Artemisia Gentileschi: an artistic challenge to 17th -century patriarchy
Alessia Silvi
History of Art
3rd
Year of study:
Abstract
My project focuses on the female painter Artemisia Gentileschi’s works in Venice (1627-1630), an enigma for art historians because few of her paintings from this time have survived. We know, however, that Artemisia played a central role in the most influential Venetian cultural circles: as sources show, she engaged with prominent female writers (often defined as ‘proto-feminist’ for their radical views on women’s worth) and with intellectuals that contributed significantly to the birth of opera.
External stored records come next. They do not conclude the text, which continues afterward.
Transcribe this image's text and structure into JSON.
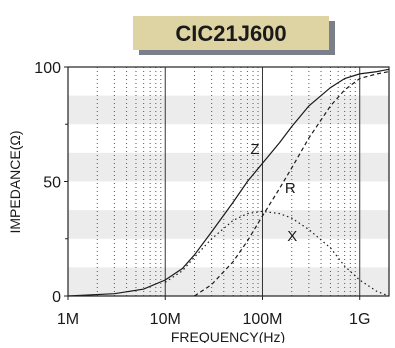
{
  "chart_data": {
    "type": "line",
    "title": "CIC21J600",
    "xlabel": "FREQUENCY(Hz)",
    "ylabel": "IMPEDANCE(Ω)",
    "x_scale": "log",
    "xlim": [
      1000000,
      2000000000
    ],
    "ylim": [
      0,
      100
    ],
    "x_ticks": [
      {
        "value": 1000000,
        "label": "1M"
      },
      {
        "value": 10000000,
        "label": "10M"
      },
      {
        "value": 100000000,
        "label": "100M"
      },
      {
        "value": 1000000000,
        "label": "1G"
      }
    ],
    "y_ticks": [
      {
        "value": 0,
        "label": "0"
      },
      {
        "value": 50,
        "label": "50"
      },
      {
        "value": 100,
        "label": "100"
      }
    ],
    "grid": true,
    "series": [
      {
        "name": "Z",
        "style": "solid",
        "label_at": [
          75000000,
          62
        ],
        "points": [
          [
            1000000,
            0
          ],
          [
            3000000,
            1
          ],
          [
            6000000,
            3
          ],
          [
            10000000,
            7
          ],
          [
            15000000,
            12
          ],
          [
            20000000,
            18
          ],
          [
            30000000,
            28
          ],
          [
            50000000,
            41
          ],
          [
            70000000,
            50
          ],
          [
            100000000,
            58
          ],
          [
            150000000,
            67
          ],
          [
            200000000,
            74
          ],
          [
            300000000,
            83
          ],
          [
            500000000,
            91
          ],
          [
            700000000,
            95
          ],
          [
            1000000000,
            97
          ],
          [
            1500000000,
            98
          ],
          [
            2000000000,
            99
          ]
        ]
      },
      {
        "name": "R",
        "style": "dashed",
        "label_at": [
          170000000,
          45
        ],
        "points": [
          [
            20000000,
            0
          ],
          [
            30000000,
            5
          ],
          [
            50000000,
            15
          ],
          [
            70000000,
            24
          ],
          [
            100000000,
            35
          ],
          [
            150000000,
            47
          ],
          [
            200000000,
            56
          ],
          [
            300000000,
            69
          ],
          [
            500000000,
            83
          ],
          [
            700000000,
            90
          ],
          [
            1000000000,
            95
          ],
          [
            1500000000,
            97
          ],
          [
            2000000000,
            98
          ]
        ]
      },
      {
        "name": "X",
        "style": "dotted",
        "label_at": [
          180000000,
          24
        ],
        "points": [
          [
            10000000,
            6
          ],
          [
            15000000,
            11
          ],
          [
            20000000,
            17
          ],
          [
            30000000,
            25
          ],
          [
            50000000,
            33
          ],
          [
            70000000,
            36
          ],
          [
            100000000,
            37
          ],
          [
            150000000,
            36
          ],
          [
            200000000,
            34
          ],
          [
            300000000,
            29
          ],
          [
            500000000,
            21
          ],
          [
            700000000,
            13
          ],
          [
            1000000000,
            7
          ],
          [
            1500000000,
            2
          ],
          [
            2000000000,
            0
          ]
        ]
      }
    ],
    "band_color": "#ececec",
    "title_bg": "#ddd3a3",
    "title_shadow": "#7a7f8a"
  }
}
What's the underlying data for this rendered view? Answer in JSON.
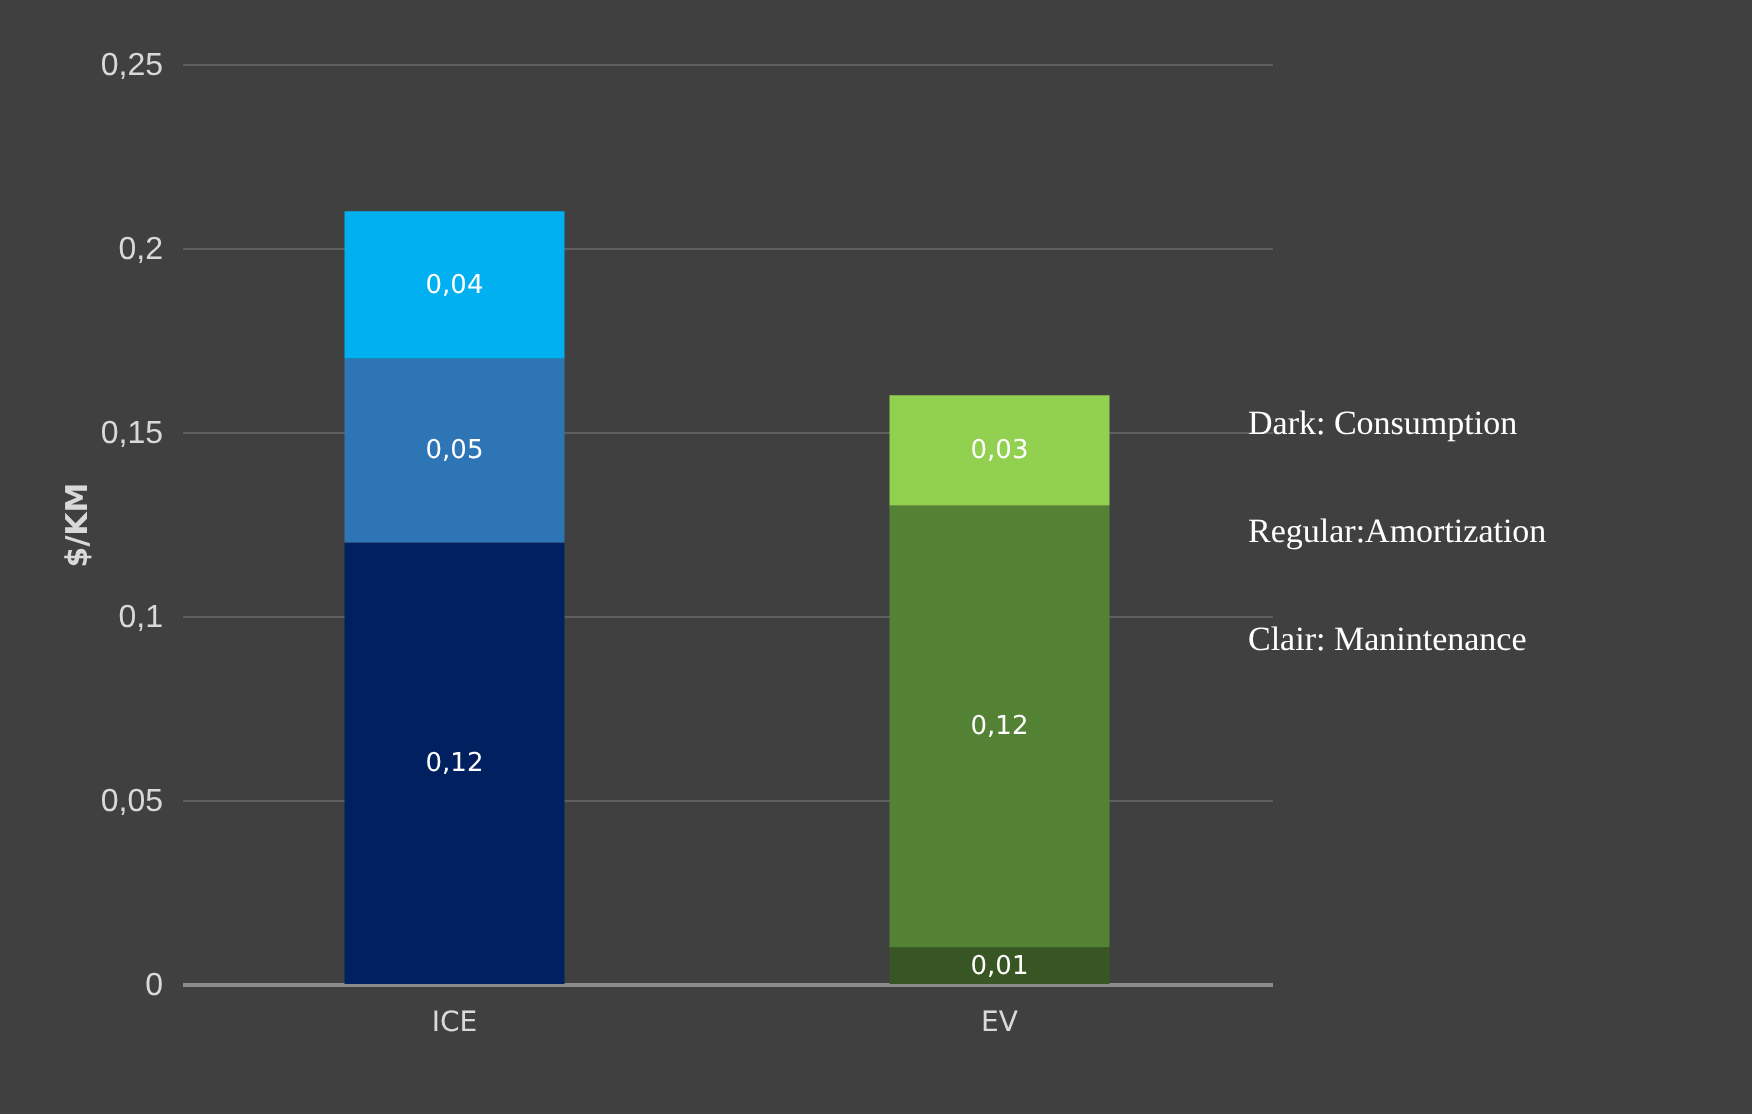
{
  "chart_data": {
    "type": "bar",
    "stacked": true,
    "ylabel": "$/KM",
    "categories": [
      "ICE",
      "EV"
    ],
    "series": [
      {
        "colors": [
          "#002060",
          "#375623"
        ],
        "values": [
          0.12,
          0.01
        ],
        "value_labels": [
          "0,12",
          "0,01"
        ]
      },
      {
        "colors": [
          "#2e75b6",
          "#548235"
        ],
        "values": [
          0.05,
          0.12
        ],
        "value_labels": [
          "0,05",
          "0,12"
        ]
      },
      {
        "colors": [
          "#00b0f0",
          "#92d050"
        ],
        "values": [
          0.04,
          0.03
        ],
        "value_labels": [
          "0,04",
          "0,03"
        ]
      }
    ],
    "ylim": [
      0,
      0.25
    ],
    "yticks": [
      0,
      {
        "value": 0.05,
        "label": "0,05"
      },
      {
        "value": 0.1,
        "label": "0,1"
      },
      {
        "value": 0.15,
        "label": "0,15"
      },
      {
        "value": 0.2,
        "label": "0,2"
      },
      {
        "value": 0.25,
        "label": "0,25"
      }
    ],
    "grid": "y",
    "annotations": [
      "Dark: Consumption",
      "Regular:Amortization",
      "Clair: Manintenance"
    ]
  }
}
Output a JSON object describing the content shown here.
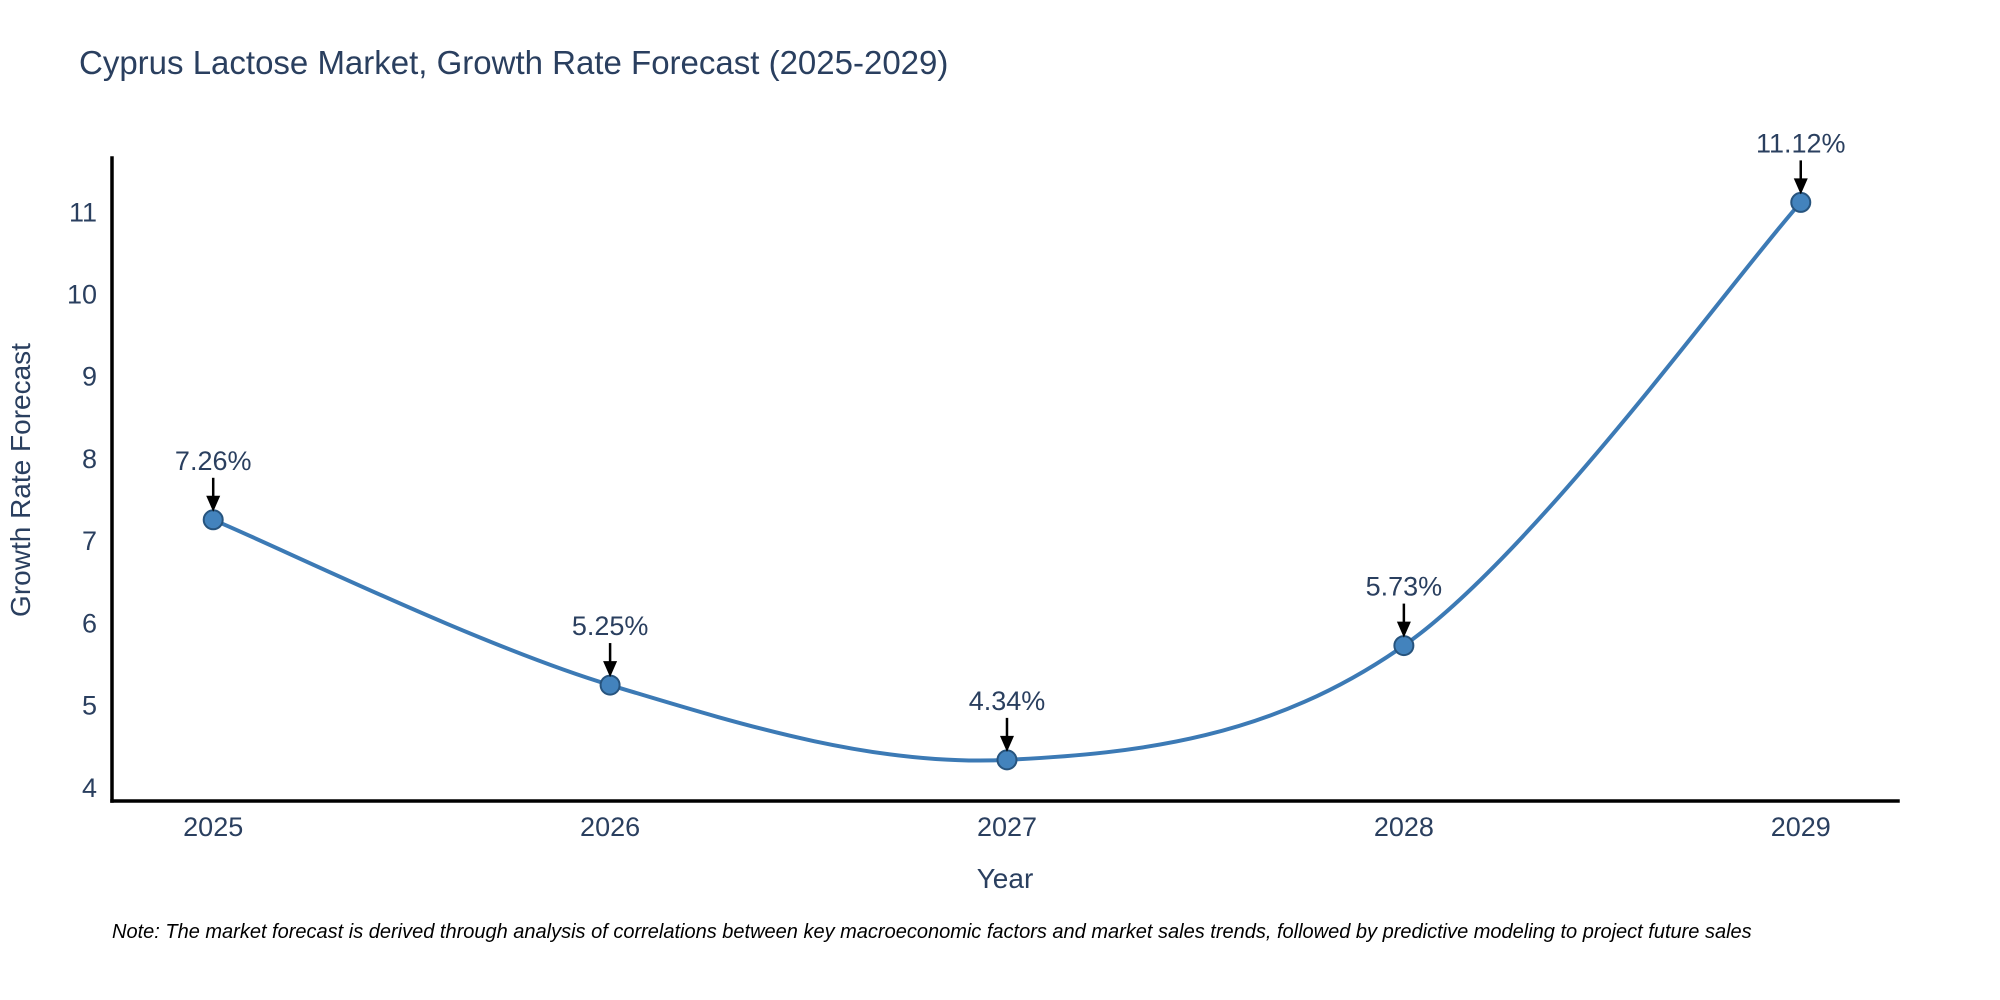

By adopting a gender studies methodology, I investigate the links and reciprocal influences between Artemisia’s known paintings during her time in Venice, the treatises on women’s value, and opera scripts, particularly those that present strong female protagonists. These works share an innovative view of women’s bodies, voices and gestures, an original approach to dress and its role as an instrument of eloquence, and a new perspective on exemplary models of femininity. I also argue that these themes intersect with profound social and economic changes in early modern Europe, concerning in particular women’s roles and status. Literary and visual sources articulate cultural debates on female value, in which the virtuose, including Artemisia herself, were undisputed protagonists.
This research also provides an opportunity to reflect on how diverse media, including painting, literature, music and theatre, form a complex web of reciprocal influences while contributing as a whole to define new social and cultural values - in this case, they shape a new and, in some respects, revolutionary idea of femininity and of women’s right to self-expression.